Daily Archives: December 21, 2005

Santa Writes Like Your Mom

Have I ever told you guys how much I hate Christmas?

It’s not that I hate the idea of it or anything, I just hate how when something bad happens around Christmas, it feels 10 times worse BECAUSE it happens around Christmas. And you know it’s true… just watch the news sometime this week. I guarantee that you’ll hear some story about a house burning down or someone dying, and you’ll be like, “aww… right before Christmas!”

I don’t have the worst life; I know that for the most part I’m incredibly lucky and I try not to focus on the bad. Most of the things that bum me out aren’t even really things that I have to deal with personally, they’re things that the people I love have to deal with. But around Christmas, it’s hard to stay positive because everything magically becomes 10 times sadder, and it feels like I have this massive righteous bummer covered in tinsel and lights hovering over my head, like a Christmassy Eeyore or something.

For the past six or seven years, I’ve had something hovering over me on Christmas. Someone is always either in the hospital or dying or recently dead or moving or breaking my heart or whatever. And it’s always, you know, “aww… right before Christmas.” So it makes it THAT much more depressing. And I suppose it’s just the weather and the environment this time around – things like that tend to trigger memories, whether they’re good or bad.

I can’t really remember being happy on Christmas. I just remember being obligated to PRETEND that I was happy BECAUSE it was Christmas.

I haven’t found a way to blame this on the mall yet, but I’m working on it.

This year, however, we’re going to my Aunt’s house, which is something that my family hasn’t done since I was little. So maybe this year, I won’t have to pretend. I hope so.


My Christmas Hate might have something to do with the fact that I’ve never believed in Santa Claus. Ever.

I mean, my family tried to play that game with me, and all of my neighborhood friends were thoroughly convinced that he existed, but I just couldn’t buy it. I mean, COME ON. I knew that it took almost a day to drive to Florida from my house, and the rest of the world had to stretch out for at least like, two more days. Ergo, no Santa.

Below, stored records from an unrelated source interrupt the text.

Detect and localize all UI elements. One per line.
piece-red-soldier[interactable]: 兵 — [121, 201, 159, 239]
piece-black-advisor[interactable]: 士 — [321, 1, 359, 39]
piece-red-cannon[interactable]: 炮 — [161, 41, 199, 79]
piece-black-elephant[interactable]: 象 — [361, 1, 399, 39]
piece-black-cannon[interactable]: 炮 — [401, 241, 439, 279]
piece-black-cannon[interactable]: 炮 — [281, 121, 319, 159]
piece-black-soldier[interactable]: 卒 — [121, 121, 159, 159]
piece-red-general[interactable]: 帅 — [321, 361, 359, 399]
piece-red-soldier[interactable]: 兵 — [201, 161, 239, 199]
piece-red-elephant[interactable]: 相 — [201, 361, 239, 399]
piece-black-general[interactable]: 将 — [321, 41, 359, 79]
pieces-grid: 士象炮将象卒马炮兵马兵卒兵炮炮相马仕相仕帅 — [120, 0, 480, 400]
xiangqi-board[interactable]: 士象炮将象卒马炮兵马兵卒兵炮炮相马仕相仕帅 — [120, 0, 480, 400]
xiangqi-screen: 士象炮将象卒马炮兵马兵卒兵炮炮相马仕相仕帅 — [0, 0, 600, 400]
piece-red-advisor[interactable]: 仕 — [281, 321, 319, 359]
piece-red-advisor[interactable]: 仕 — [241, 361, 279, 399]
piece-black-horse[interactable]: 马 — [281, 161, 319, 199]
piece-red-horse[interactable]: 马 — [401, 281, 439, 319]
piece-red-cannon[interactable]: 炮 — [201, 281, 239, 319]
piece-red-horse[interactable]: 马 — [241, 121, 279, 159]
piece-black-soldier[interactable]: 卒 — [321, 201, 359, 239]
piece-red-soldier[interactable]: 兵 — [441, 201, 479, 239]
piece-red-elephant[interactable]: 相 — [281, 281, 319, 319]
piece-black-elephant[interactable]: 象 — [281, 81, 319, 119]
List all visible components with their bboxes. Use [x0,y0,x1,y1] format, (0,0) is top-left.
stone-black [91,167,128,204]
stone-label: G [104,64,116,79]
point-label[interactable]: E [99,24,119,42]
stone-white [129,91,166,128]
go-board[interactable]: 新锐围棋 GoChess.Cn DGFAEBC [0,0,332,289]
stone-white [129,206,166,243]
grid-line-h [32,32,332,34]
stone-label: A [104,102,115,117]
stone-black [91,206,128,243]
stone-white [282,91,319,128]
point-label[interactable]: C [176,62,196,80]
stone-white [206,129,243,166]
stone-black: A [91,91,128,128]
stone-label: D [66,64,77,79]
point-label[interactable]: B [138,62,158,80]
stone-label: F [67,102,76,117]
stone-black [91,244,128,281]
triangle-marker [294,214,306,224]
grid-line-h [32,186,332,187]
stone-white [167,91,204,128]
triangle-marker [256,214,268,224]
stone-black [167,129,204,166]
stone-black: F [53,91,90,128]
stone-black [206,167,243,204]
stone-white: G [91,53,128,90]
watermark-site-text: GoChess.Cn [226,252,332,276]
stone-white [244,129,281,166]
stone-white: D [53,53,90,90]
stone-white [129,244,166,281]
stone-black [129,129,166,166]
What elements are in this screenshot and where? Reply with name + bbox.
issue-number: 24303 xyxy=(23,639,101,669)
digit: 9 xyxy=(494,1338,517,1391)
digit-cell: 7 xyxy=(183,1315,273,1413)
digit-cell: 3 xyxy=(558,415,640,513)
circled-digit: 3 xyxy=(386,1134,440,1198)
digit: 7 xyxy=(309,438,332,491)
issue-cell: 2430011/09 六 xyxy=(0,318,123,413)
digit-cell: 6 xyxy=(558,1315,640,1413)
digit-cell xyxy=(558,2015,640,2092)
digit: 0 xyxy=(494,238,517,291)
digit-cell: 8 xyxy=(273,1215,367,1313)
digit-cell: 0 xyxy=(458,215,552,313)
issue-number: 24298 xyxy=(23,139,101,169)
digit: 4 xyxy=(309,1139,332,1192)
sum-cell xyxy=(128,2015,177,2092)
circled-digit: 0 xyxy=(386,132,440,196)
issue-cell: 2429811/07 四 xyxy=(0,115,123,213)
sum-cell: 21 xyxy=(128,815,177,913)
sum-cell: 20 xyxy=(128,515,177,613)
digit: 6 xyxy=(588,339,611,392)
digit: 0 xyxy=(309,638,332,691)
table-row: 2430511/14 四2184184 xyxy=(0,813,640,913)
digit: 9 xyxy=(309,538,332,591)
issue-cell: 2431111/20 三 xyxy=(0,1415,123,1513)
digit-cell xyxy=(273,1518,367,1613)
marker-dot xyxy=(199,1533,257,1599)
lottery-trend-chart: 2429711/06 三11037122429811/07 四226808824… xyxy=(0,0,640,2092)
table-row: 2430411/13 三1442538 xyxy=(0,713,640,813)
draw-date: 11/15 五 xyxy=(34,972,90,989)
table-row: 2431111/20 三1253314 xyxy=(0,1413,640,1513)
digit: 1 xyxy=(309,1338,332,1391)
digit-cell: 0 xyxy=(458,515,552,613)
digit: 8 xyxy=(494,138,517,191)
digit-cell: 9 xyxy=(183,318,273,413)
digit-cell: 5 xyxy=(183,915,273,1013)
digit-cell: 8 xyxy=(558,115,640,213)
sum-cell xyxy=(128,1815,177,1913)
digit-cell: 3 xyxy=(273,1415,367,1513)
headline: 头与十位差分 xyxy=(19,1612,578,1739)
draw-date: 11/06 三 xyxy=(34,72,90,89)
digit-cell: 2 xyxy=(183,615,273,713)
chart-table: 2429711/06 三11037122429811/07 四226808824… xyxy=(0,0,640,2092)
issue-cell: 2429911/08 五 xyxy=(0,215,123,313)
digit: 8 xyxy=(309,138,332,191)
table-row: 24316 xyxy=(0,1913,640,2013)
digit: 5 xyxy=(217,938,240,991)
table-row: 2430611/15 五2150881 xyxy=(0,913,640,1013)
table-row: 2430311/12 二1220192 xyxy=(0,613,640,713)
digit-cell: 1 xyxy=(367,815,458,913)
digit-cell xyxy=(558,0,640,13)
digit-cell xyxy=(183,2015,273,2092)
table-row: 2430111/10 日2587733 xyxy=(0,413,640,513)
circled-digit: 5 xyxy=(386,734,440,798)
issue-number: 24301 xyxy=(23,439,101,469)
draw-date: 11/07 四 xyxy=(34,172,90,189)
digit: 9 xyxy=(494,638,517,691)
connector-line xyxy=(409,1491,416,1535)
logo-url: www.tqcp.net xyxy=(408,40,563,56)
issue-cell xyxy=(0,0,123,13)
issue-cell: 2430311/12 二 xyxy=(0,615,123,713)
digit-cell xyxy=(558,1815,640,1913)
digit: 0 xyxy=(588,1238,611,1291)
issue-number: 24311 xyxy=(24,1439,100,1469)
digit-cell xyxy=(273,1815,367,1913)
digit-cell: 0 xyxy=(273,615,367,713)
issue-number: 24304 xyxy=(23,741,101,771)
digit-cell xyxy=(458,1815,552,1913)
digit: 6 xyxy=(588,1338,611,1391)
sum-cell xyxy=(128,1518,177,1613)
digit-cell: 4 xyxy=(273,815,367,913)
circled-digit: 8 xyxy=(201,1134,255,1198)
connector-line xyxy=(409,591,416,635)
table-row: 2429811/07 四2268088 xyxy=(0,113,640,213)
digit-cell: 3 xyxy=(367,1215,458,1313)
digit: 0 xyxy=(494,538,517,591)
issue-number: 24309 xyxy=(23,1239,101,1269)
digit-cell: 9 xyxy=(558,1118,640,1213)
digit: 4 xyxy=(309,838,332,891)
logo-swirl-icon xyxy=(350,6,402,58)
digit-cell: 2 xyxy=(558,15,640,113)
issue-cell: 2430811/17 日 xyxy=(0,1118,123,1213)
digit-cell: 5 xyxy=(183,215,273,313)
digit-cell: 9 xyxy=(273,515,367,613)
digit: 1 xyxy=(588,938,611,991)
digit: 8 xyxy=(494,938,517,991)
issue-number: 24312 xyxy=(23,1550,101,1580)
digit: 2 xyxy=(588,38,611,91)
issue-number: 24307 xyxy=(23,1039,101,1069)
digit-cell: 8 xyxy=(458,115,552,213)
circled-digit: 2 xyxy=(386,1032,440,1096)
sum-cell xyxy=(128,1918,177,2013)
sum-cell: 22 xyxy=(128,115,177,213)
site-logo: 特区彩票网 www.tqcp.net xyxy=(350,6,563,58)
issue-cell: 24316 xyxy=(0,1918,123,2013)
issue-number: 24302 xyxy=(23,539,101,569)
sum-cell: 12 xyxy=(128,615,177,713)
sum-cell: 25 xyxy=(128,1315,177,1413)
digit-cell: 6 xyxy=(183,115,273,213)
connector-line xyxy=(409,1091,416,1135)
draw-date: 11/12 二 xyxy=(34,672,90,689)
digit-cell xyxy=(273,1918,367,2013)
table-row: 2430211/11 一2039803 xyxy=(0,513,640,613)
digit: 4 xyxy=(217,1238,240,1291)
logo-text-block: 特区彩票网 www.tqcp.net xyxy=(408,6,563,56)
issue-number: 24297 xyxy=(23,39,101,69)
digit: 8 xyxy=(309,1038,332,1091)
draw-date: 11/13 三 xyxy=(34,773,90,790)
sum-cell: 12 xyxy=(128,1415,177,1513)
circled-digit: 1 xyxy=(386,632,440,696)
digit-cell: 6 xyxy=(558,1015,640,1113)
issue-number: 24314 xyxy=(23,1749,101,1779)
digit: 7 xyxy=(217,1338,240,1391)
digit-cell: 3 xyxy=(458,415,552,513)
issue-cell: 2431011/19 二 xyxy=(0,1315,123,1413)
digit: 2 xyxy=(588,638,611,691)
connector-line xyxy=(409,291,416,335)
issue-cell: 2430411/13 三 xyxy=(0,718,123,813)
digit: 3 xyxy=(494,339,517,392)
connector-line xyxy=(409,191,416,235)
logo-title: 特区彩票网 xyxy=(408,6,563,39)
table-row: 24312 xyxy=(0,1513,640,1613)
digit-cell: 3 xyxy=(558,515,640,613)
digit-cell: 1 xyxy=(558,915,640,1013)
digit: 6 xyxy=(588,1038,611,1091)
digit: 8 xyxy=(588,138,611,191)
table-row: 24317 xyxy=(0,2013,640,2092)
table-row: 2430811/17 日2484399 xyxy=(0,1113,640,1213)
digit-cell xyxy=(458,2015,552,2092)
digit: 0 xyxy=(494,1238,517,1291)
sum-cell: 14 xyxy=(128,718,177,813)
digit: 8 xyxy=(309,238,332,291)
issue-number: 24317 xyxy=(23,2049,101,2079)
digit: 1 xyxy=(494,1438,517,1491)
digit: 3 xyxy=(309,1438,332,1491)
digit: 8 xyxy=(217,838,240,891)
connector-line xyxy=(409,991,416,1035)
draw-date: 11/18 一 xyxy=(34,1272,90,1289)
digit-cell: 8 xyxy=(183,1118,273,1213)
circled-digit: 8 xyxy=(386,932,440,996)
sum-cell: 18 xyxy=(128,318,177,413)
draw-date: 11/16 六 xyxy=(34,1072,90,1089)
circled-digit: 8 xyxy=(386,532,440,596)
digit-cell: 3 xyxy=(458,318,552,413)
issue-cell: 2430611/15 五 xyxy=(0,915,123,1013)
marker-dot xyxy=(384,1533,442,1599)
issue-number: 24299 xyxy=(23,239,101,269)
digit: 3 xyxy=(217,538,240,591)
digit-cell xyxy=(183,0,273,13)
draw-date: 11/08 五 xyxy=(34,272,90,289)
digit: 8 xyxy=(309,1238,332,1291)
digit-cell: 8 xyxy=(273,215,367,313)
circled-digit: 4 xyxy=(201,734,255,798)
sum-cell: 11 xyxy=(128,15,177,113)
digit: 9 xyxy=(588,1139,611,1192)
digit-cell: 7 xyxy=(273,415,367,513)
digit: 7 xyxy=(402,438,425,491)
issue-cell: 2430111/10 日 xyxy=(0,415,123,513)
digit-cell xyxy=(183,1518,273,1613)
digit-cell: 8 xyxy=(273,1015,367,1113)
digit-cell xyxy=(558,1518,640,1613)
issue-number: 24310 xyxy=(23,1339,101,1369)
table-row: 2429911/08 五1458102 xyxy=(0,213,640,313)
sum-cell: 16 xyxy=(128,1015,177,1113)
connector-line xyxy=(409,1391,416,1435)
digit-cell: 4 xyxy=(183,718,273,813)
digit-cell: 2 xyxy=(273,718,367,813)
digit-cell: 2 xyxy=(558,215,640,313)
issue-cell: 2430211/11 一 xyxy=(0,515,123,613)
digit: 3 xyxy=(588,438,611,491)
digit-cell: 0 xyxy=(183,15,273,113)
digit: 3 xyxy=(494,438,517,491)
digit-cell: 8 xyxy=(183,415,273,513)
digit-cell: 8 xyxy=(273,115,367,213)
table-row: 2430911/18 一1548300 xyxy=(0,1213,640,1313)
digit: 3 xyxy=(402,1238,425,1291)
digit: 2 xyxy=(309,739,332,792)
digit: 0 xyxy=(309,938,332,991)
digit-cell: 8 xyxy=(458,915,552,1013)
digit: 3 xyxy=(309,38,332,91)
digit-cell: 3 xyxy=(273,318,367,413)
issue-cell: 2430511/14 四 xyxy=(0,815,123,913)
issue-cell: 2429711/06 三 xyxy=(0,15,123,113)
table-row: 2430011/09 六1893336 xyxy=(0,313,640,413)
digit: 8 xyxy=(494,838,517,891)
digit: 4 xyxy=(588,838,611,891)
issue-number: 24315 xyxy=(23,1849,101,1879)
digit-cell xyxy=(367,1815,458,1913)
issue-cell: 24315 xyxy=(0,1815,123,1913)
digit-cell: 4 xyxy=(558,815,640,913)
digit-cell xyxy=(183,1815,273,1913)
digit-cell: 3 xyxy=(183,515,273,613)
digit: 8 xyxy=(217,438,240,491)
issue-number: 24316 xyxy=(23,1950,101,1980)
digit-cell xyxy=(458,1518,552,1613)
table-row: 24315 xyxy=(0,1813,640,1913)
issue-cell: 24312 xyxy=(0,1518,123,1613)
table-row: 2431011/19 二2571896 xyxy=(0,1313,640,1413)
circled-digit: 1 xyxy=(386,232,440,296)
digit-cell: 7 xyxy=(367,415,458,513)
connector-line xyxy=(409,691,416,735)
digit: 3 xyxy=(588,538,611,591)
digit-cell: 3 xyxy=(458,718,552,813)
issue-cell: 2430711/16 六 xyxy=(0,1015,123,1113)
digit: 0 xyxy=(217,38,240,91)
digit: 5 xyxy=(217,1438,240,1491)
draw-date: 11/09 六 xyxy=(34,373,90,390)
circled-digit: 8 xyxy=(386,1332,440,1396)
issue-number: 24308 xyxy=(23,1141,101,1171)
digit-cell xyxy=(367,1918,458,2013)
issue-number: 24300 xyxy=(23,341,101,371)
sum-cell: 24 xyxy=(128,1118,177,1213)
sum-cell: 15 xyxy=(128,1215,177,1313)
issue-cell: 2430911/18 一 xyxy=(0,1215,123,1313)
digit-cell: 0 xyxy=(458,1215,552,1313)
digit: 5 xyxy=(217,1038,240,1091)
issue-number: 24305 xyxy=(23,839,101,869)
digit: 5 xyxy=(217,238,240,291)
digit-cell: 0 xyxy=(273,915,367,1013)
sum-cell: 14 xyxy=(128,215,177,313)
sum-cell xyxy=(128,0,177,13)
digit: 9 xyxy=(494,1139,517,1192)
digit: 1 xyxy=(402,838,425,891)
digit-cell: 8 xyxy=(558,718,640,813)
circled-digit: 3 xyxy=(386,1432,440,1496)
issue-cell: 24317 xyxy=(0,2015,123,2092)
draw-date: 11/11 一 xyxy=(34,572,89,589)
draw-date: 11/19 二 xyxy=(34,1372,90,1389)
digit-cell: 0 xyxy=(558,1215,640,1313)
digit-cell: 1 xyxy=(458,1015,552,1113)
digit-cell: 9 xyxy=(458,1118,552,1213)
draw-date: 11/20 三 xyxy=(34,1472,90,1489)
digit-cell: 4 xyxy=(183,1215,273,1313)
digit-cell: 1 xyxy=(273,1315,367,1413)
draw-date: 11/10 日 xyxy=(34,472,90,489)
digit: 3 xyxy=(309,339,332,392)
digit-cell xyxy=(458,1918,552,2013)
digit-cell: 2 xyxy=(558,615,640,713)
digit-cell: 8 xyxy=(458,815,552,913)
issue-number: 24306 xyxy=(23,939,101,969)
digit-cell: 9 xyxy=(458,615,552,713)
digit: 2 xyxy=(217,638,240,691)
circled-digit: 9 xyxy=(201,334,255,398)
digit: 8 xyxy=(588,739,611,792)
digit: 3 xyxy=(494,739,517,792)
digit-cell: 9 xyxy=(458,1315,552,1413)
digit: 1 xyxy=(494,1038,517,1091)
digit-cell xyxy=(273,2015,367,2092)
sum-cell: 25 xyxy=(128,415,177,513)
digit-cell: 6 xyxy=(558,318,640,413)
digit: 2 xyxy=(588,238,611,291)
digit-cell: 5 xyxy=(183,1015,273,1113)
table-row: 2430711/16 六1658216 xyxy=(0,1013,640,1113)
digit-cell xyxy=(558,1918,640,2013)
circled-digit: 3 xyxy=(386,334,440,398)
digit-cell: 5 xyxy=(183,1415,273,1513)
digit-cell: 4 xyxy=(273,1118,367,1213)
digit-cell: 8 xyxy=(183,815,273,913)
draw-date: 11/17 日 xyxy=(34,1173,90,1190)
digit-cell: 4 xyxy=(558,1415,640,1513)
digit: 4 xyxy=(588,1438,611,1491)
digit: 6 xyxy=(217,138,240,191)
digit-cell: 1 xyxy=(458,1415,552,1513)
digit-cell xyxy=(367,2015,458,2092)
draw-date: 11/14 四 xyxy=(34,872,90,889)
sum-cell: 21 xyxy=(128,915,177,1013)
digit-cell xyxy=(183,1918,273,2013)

I got in a huge fight with my friend Peggy about the impossibility of flying reindeer: “They DON’T HAVE WINGS. What is WRONG WITH YOU?!”

Peggy’s rebuttal was that, actually, Santa prefers a one horse open sleigh. I was like, “Okay, first of all, that’s a totally different song. And second, ocean? Doy?”

When my parents finally sat me down to tell me the truth, they looked so sad and guilty, like, “Should we do this? Is it too soon?” It made me furious and I threw a Buster-worthy tantrum. Not because I thought there was a Santa, mind you. I just couldn’t believe that my parents thought I was that stupid.

I guess you could call me precocious. I don’t know. But I can’t believe kids actually fall for it. There’s a big difference between imagination and illogical stupidity, and I recognized that right off the bat.


The one thing that is really making me happy this Christmas is the fact that Tony is back in town for good. And when Niki gets whisked away by some Major League Baseball team or the NFL, he gets to be my new roommate.

Warren: “Sweeeeet! We’ll be like Melrose Place!”

Last night I introduced Tony to Arrested Development, and we talked and drank and watched Extreme Dodgeball, and basically just sat around and hung out without any urgency, which we haven’t done in forever. And for a little while, I forgot to be sad about Christmas.


Okay, so do you remember playing Super Mario Brothers? Everybody wanted to be Mario because he had the power to pause Luigi’s game. And it’s always funny to pause Luigi mid-jump and piss off your friends.

Riding shotgun in Tony’s car is a lot like being Mario. Because Tony’s dad uses the car for Driver’s Ed, so if you’re sitting shotgun, YOU GET YOUR OWN BRAKE.

Tony and I went on a beer run last night, and I was silly drunk and the streets were hella empty, so he gave me permission to use my brake pedal freely. Every time I slammed on the break Tony would giggle his ass off, which makes everything twice as funny. I haven’t had the giggles like that in a long time. It probably took us ten minutes to drive two blocks, but it was worth it.


Another reason to hate Christmas: people send you stuff like this . This is my biggest phobia of all time. I’m going to have visions of this crap running through my head. Thanks, Christmas.